Artur Partyka ma dość. "Skończyła się pewna era"

- Pomysł z Paulo Sousą okazał się błędem. Nowy trener będzie musiał dokonać rewolucji - komentuje porażkę Polaków legenda lekkoatletyki Artur Partyka. Wielkich szans naszej reprezentacji na Euro 2020 już nie daje.

Dawid Góra
Dawid Góra
piłkarze reprezentacji Polski PAP/EPA / Anton Vaganov / Na zdjęciu: piłkarze reprezentacji Polski
Reprezentacja Polski w kompromitującym stylu przegrała ze Słowakami 1:2 w pierwszym meczu na mistrzostwach.

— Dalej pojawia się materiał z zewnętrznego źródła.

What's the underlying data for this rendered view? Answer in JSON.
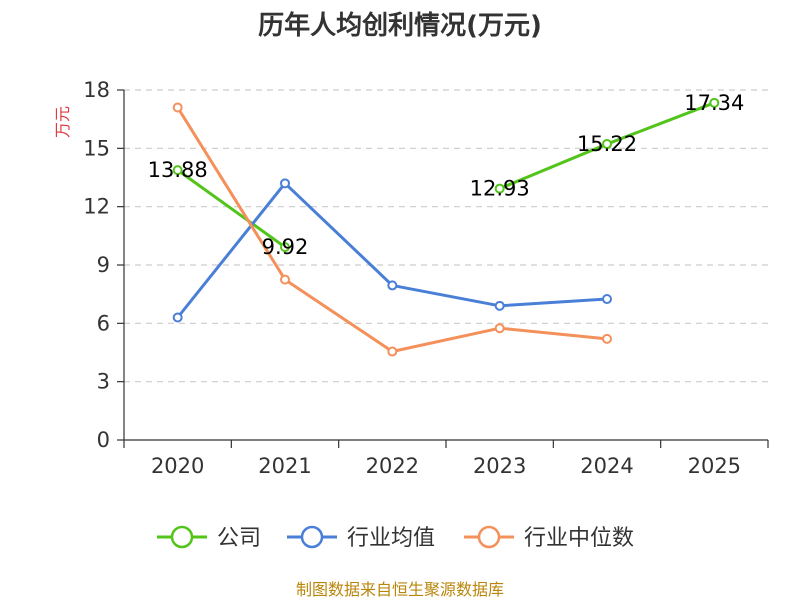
{
  "chart_data": {
    "type": "line",
    "title": "历年人均创利情况(万元)",
    "xlabel": "",
    "ylabel": "万元",
    "categories": [
      "2020",
      "2021",
      "2022",
      "2023",
      "2024",
      "2025"
    ],
    "ylim": [
      0,
      18
    ],
    "yticks": [
      0,
      3,
      6,
      9,
      12,
      15,
      18
    ],
    "grid": true,
    "legend_position": "bottom",
    "series": [
      {
        "name": "公司",
        "color": "#52c41a",
        "values": [
          13.88,
          9.92,
          null,
          12.93,
          15.22,
          17.34
        ],
        "labels": [
          "13.88",
          "9.92",
          "",
          "12.93",
          "15.22",
          "17.34"
        ]
      },
      {
        "name": "行业均值",
        "color": "#4a7fd8",
        "values": [
          6.3,
          13.2,
          7.95,
          6.9,
          7.25,
          null
        ],
        "labels": []
      },
      {
        "name": "行业中位数",
        "color": "#f4905a",
        "values": [
          17.1,
          8.25,
          4.55,
          5.75,
          5.2,
          null
        ],
        "labels": []
      }
    ],
    "source": "制图数据来自恒生聚源数据库",
    "ylabel_color": "#e0393e",
    "source_color": "#b8860b"
  }
}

Kadrowicze Sousy kończyli mecz w dziesiątkę po drugiej żółtej kartce, którą zobaczył Grzegorz Krychowiak.

- Dla mnie skończyła się pewna era. Era odrodzenia polskiej piłki. Trwała od 2012 roku i to był piękny czas, było wiele fajnych momentów. Nowy szkoleniowiec, który obejmie reprezentację po Euro, powinien dostać kontrakt minimum do mistrzostw Europy w 2024 roku. Wybór nowego szkoleniowca musi być mądrą i przemyślaną decyzją. Mamy najlepszego piłkarza świata i jednego z najlepszych w tej dekadzie. Jest kilka mocnych nazwisk, ale czas zapiął klamrę. Eksperyment z trenerem Sousą nie wypalił - podkreśla Partyka w rozmowie z WP SportoweFakty.

Wicemistrz olimpijski w skoku wzwyż przypomina, że sam zatrudnienie Portugalczyka uznawał za dobrą decyzję. Popierał w niej prezesa PZPN Zbigniewa Bońka. Uważał bowiem, że sytuacja wymagała odważnego ruchu ze strony związku.

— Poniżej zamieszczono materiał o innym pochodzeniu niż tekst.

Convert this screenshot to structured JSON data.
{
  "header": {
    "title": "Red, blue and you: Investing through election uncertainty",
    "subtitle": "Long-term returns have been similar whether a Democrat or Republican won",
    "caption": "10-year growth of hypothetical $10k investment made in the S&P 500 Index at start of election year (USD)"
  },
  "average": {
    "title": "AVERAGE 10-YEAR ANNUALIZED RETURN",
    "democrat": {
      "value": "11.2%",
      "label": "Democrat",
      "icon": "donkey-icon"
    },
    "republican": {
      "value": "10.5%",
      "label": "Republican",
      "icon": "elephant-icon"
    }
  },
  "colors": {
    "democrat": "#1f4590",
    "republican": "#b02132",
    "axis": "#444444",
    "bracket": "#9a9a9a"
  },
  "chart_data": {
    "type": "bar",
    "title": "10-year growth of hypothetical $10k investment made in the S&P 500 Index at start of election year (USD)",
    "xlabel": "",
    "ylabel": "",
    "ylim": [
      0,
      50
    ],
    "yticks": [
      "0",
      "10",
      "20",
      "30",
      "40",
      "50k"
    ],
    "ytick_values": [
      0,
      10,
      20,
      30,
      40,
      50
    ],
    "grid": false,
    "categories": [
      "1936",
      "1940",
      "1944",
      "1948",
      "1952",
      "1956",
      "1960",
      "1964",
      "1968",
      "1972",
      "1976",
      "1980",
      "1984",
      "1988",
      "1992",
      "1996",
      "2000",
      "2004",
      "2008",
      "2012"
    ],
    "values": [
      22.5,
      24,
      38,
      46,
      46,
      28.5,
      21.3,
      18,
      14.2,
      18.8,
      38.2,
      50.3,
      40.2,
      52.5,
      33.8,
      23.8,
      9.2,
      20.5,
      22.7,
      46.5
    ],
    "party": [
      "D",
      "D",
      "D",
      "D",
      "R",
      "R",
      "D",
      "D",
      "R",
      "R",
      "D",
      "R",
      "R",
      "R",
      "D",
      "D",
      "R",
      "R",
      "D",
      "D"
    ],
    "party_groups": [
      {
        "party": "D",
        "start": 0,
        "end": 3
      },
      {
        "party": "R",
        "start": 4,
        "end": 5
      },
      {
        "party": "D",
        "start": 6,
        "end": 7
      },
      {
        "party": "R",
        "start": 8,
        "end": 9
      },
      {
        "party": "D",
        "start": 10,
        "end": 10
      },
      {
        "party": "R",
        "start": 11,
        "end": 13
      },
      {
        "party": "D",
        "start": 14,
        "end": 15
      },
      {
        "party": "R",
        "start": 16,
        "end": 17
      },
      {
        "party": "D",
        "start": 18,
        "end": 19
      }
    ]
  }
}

ZOBACZ WIDEO: Czy Christian Eriksen wróci do zawodowego sportu? Kardiolog zabrał głos

- W poniedziałek było jednak widać ewidentne błędy selekcjonera. Co na ławce robił Jakub Moder, który zaraz po wejściu w drugiej połowie wprowadził nową jakość na murawę? Dlaczego na drugą połowę wyszedł Grzegorz Krychowiak? Przecież było jasne, że to piłkarz niezwykle zadziorny, a my będziemy szturmować bramkę rywali, co w konsekwencji wymusi na Słowakach grę z kontry, a na piłkarzu Lokomotiwu prawdopodobieństwo fauli taktycznych. Jestem tylko skromnym skoczkiem wzwyż, ale oglądam mnóstwo meczów i jestem przekonany, że naprawdę nietrudno zauważyć takie rzeczy - zaznacza Partyka.

Przed spotkaniem ze Słowakami były lekkoatleta przyznawał, że jest "wkurzony" po meczach towarzyskich Polaków. Że niczego się z nich nie dowiedział. Choć zarzucano mu, że komentarz był zbyt mocny, dziś przypomina swoje słowa i dodaje, że to był tylko efekt twardego stąpania po ziemi.

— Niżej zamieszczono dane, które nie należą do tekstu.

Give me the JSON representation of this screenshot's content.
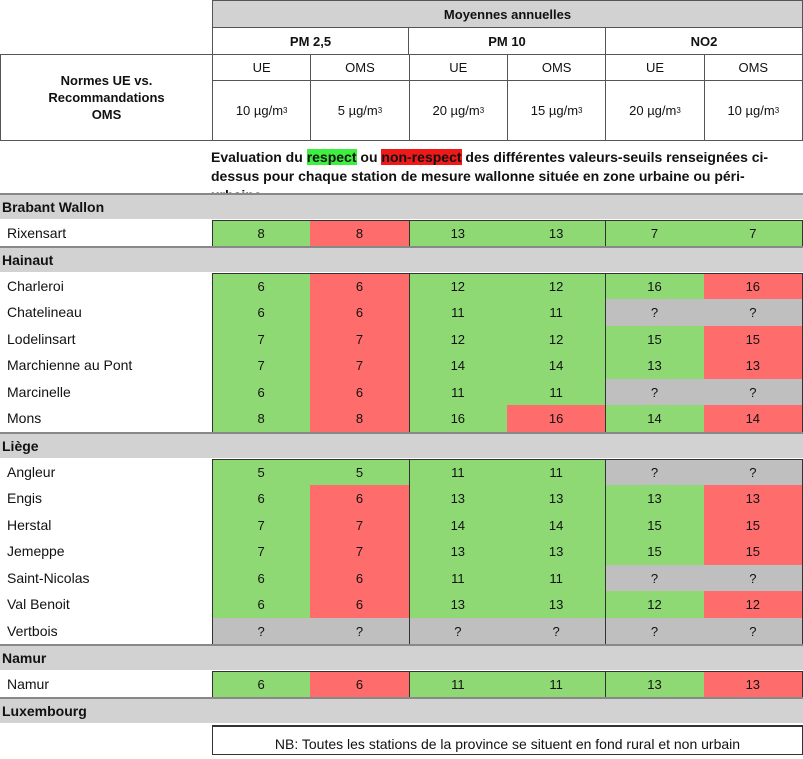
{
  "header": {
    "title": "Moyennes annuelles",
    "pollutants": [
      "PM 2,5",
      "PM 10",
      "NO2"
    ],
    "label": "Normes UE vs. Recommandations OMS",
    "sub": [
      "UE",
      "OMS",
      "UE",
      "OMS",
      "UE",
      "OMS"
    ],
    "limits": [
      {
        "v": "10 µg/m",
        "e": "3"
      },
      {
        "v": "5 µg/m",
        "e": "3"
      },
      {
        "v": "20 µg/m",
        "e": "3"
      },
      {
        "v": "15 µg/m",
        "e": "3"
      },
      {
        "v": "20 µg/m",
        "e": "3"
      },
      {
        "v": "10 µg/m",
        "e": "3"
      }
    ]
  },
  "evaluation": {
    "pre": "Evaluation du ",
    "respect": "respect",
    "mid": " ou ",
    "nonrespect": "non-respect",
    "post": " des différentes valeurs-seuils renseignées ci-dessus pour chaque station de mesure wallonne située en zone urbaine ou péri-urbaine"
  },
  "colors": {
    "respect": "#8fd974",
    "nonrespect": "#ff6c6c",
    "unknown": "#bfbfbf"
  },
  "provinces": [
    {
      "name": "Brabant Wallon",
      "stations": [
        {
          "name": "Rixensart",
          "values": [
            "8",
            "8",
            "13",
            "13",
            "7",
            "7"
          ],
          "status": [
            "g",
            "r",
            "g",
            "g",
            "g",
            "g"
          ]
        }
      ]
    },
    {
      "name": "Hainaut",
      "stations": [
        {
          "name": "Charleroi",
          "values": [
            "6",
            "6",
            "12",
            "12",
            "16",
            "16"
          ],
          "status": [
            "g",
            "r",
            "g",
            "g",
            "g",
            "r"
          ]
        },
        {
          "name": "Chatelineau",
          "values": [
            "6",
            "6",
            "11",
            "11",
            "?",
            "?"
          ],
          "status": [
            "g",
            "r",
            "g",
            "g",
            "q",
            "q"
          ]
        },
        {
          "name": "Lodelinsart",
          "values": [
            "7",
            "7",
            "12",
            "12",
            "15",
            "15"
          ],
          "status": [
            "g",
            "r",
            "g",
            "g",
            "g",
            "r"
          ]
        },
        {
          "name": "Marchienne au Pont",
          "values": [
            "7",
            "7",
            "14",
            "14",
            "13",
            "13"
          ],
          "status": [
            "g",
            "r",
            "g",
            "g",
            "g",
            "r"
          ]
        },
        {
          "name": "Marcinelle",
          "values": [
            "6",
            "6",
            "11",
            "11",
            "?",
            "?"
          ],
          "status": [
            "g",
            "r",
            "g",
            "g",
            "q",
            "q"
          ]
        },
        {
          "name": "Mons",
          "values": [
            "8",
            "8",
            "16",
            "16",
            "14",
            "14"
          ],
          "status": [
            "g",
            "r",
            "g",
            "r",
            "g",
            "r"
          ]
        }
      ]
    },
    {
      "name": "Liège",
      "stations": [
        {
          "name": "Angleur",
          "values": [
            "5",
            "5",
            "11",
            "11",
            "?",
            "?"
          ],
          "status": [
            "g",
            "g",
            "g",
            "g",
            "q",
            "q"
          ]
        },
        {
          "name": "Engis",
          "values": [
            "6",
            "6",
            "13",
            "13",
            "13",
            "13"
          ],
          "status": [
            "g",
            "r",
            "g",
            "g",
            "g",
            "r"
          ]
        },
        {
          "name": "Herstal",
          "values": [
            "7",
            "7",
            "14",
            "14",
            "15",
            "15"
          ],
          "status": [
            "g",
            "r",
            "g",
            "g",
            "g",
            "r"
          ]
        },
        {
          "name": "Jemeppe",
          "values": [
            "7",
            "7",
            "13",
            "13",
            "15",
            "15"
          ],
          "status": [
            "g",
            "r",
            "g",
            "g",
            "g",
            "r"
          ]
        },
        {
          "name": "Saint-Nicolas",
          "values": [
            "6",
            "6",
            "11",
            "11",
            "?",
            "?"
          ],
          "status": [
            "g",
            "r",
            "g",
            "g",
            "q",
            "q"
          ]
        },
        {
          "name": "Val Benoit",
          "values": [
            "6",
            "6",
            "13",
            "13",
            "12",
            "12"
          ],
          "status": [
            "g",
            "r",
            "g",
            "g",
            "g",
            "r"
          ]
        },
        {
          "name": "Vertbois",
          "values": [
            "?",
            "?",
            "?",
            "?",
            "?",
            "?"
          ],
          "status": [
            "q",
            "q",
            "q",
            "q",
            "q",
            "q"
          ]
        }
      ]
    },
    {
      "name": "Namur",
      "stations": [
        {
          "name": "Namur",
          "values": [
            "6",
            "6",
            "11",
            "11",
            "13",
            "13"
          ],
          "status": [
            "g",
            "r",
            "g",
            "g",
            "g",
            "r"
          ]
        }
      ]
    },
    {
      "name": "Luxembourg",
      "stations": [],
      "note": "NB: Toutes les stations de la province se situent en fond rural et non urbain"
    }
  ]
}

- Co dalej na Euro? Serducho mówi: "Polska!". Dla mnie barwy narodowe mają olbrzymie znaczenie, sam reprezentowałem nasz kraj. Ale rozsądek mówi coś zupełnie innego. W dwóch następnych meczach mamy rywali, którzy ruszają się szybciej, odznaczają się kombinacyjną grą. Zwłaszcza Hiszpanie. Obawiam się, że nawet druga jedenastka Hiszpanów sprawiłaby nam duże kłopoty - twierdzi miłośnik futbolu.

I dodaje, że nawet Szwedzi są znacznie trudniejszymi rywalami od Słowaków, których ocenia niżej niż np. Węgrów. Uważa jednak, że Słowacy przeciwko Polakom zagrali najlepszy mecz w ostatnich latach.

- Świetnie nas rozpracowali. Robert Lewandowski nic nie mógł zrobić, był rewelacyjnie kryty. Proszę spojrzeć, jak urósł Duda, jak grali Haraslin, Mak czy Skriniar. Prawdziwa włoska gra w defensywie! - zachwyca się Partyka. - Skupmy się jednak na nas samych. Panie trenerze, chcemy Świderskiego, Modera, Frankowskiego! Więcej odwagi, nie bójmy się mocnych decyzji!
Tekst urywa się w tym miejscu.